Learn How To Make Simple Electric Circuits At Home

 

Here are some easy STEM activities for elementary-aged kids. You don’t need to be a genius nor spend a fortune to help your child learn how to make electric circuits! The parts for all these activities can be purchased for about $10, mostly for wire, LEDs, paper fasteners and coin batteries. You and your children will also learn how to make a switch from ordinary paper fasteners, and how to incorporate it into a switch-controlled circuit. Using a little bit of wire, a coin battery, two paper fasteners, cardstock and two LEDs, you and your child can create an Electric Puppet, whose eyes light up when you close the mouth.

You’ll begin by exploring how to light up red, yellow, blue and green LEDs the size of jellybeans. How can you turn them on using a coin battery? How many can you turn on at one time? Which colors can you turn on together? After you have made and LED circuit, you’ll explore switches. Where can you find them in your home, what do they control, and what do you have to do to operate them? The most common switches come in four kinds. These are the pushbutton, the rotary, slide and toggle switches. For example, A keyboard consists of pushbutton switches, desk fans and electric stoves are turned on and off by rotary switches, many toys use slide switches and a light switch is a toggle switch.  You don’t have to buy these – you can make each kind from office supplies!
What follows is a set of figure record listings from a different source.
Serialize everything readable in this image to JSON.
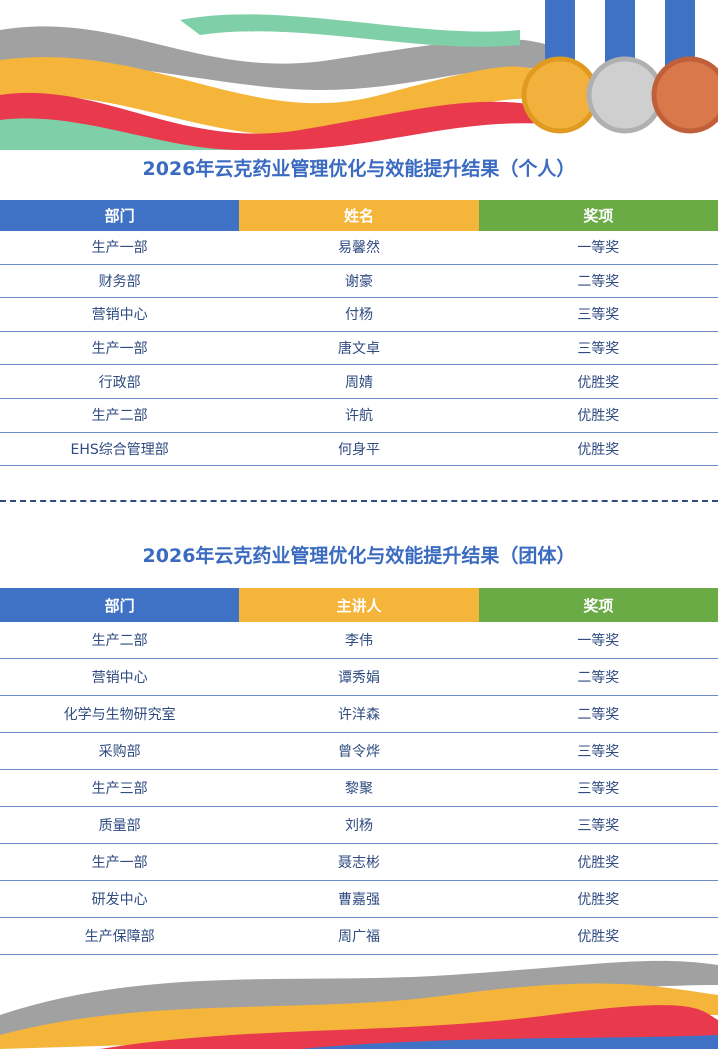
{
  "individual": {
    "title": "2026年云克药业管理优化与效能提升结果（个人）",
    "headers": [
      "部门",
      "姓名",
      "奖项"
    ],
    "rows": [
      [
        "生产一部",
        "易馨然",
        "一等奖"
      ],
      [
        "财务部",
        "谢豪",
        "二等奖"
      ],
      [
        "营销中心",
        "付杨",
        "三等奖"
      ],
      [
        "生产一部",
        "唐文卓",
        "三等奖"
      ],
      [
        "行政部",
        "周婧",
        "优胜奖"
      ],
      [
        "生产二部",
        "许航",
        "优胜奖"
      ],
      [
        "EHS综合管理部",
        "何身平",
        "优胜奖"
      ]
    ]
  },
  "team": {
    "title": "2026年云克药业管理优化与效能提升结果（团体）",
    "headers": [
      "部门",
      "主讲人",
      "奖项"
    ],
    "rows": [
      [
        "生产二部",
        "李伟",
        "一等奖"
      ],
      [
        "营销中心",
        "谭秀娟",
        "二等奖"
      ],
      [
        "化学与生物研究室",
        "许洋森",
        "二等奖"
      ],
      [
        "采购部",
        "曾令烨",
        "三等奖"
      ],
      [
        "生产三部",
        "黎聚",
        "三等奖"
      ],
      [
        "质量部",
        "刘杨",
        "三等奖"
      ],
      [
        "生产一部",
        "聂志彬",
        "优胜奖"
      ],
      [
        "研发中心",
        "曹嘉强",
        "优胜奖"
      ],
      [
        "生产保障部",
        "周广福",
        "优胜奖"
      ]
    ]
  }
}
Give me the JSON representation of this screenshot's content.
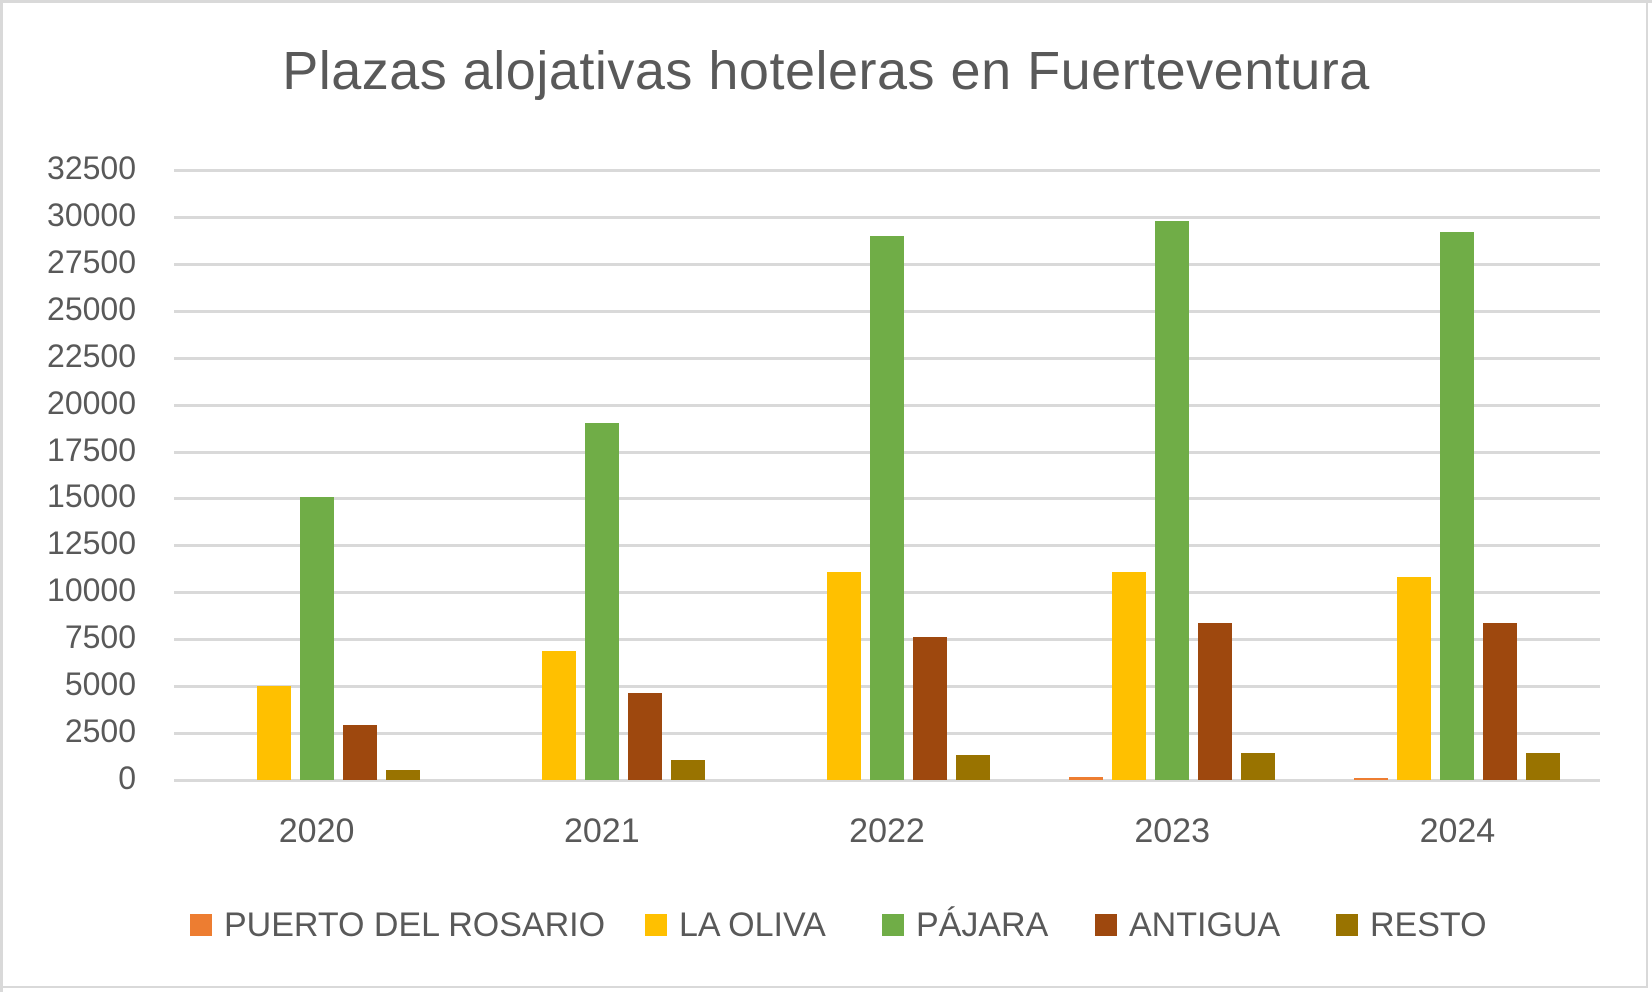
{
  "chart_data": {
    "type": "bar",
    "title": "Plazas alojativas hoteleras en Fuerteventura",
    "xlabel": "",
    "ylabel": "",
    "ylim": [
      0,
      32500
    ],
    "yticks": [
      0,
      2500,
      5000,
      7500,
      10000,
      12500,
      15000,
      17500,
      20000,
      22500,
      25000,
      27500,
      30000,
      32500
    ],
    "grid": true,
    "legend_position": "bottom",
    "categories": [
      "2020",
      "2021",
      "2022",
      "2023",
      "2024"
    ],
    "series": [
      {
        "name": "PUERTO DEL ROSARIO",
        "color": "#ED7D31",
        "values": [
          0,
          0,
          0,
          150,
          80
        ]
      },
      {
        "name": "LA OLIVA",
        "color": "#FFC000",
        "values": [
          5000,
          6850,
          11100,
          11100,
          10800
        ]
      },
      {
        "name": "PÁJARA",
        "color": "#70AD47",
        "values": [
          15100,
          19000,
          29000,
          29800,
          29200
        ]
      },
      {
        "name": "ANTIGUA",
        "color": "#9E480E",
        "values": [
          2950,
          4650,
          7600,
          8350,
          8350
        ]
      },
      {
        "name": "RESTO",
        "color": "#997300",
        "values": [
          550,
          1050,
          1350,
          1450,
          1450
        ]
      }
    ]
  }
}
Once you have an LED circuit and a switch, the next step is to add the switch to a circuit, so the switch controls the circuit. This step involves breaking the circuit at some point and inserting the switch. Once you make a switch-controlled circuit, you can build on this idea by making and using hidden switches. These are even more common than the switches you can see. Some examples are the switches inside light-up sneakers, Tickle-me Elmo, voice- or motion-activated lights, as well as those that control refrigerator lights, automatic doors, car alarms and dome lights in cars. With a little extra work, you can create hidden switches, such as the one inside the mouth of the Electric Puppet. Closing the mouth activates this switch and turns on the lights that form the eyes.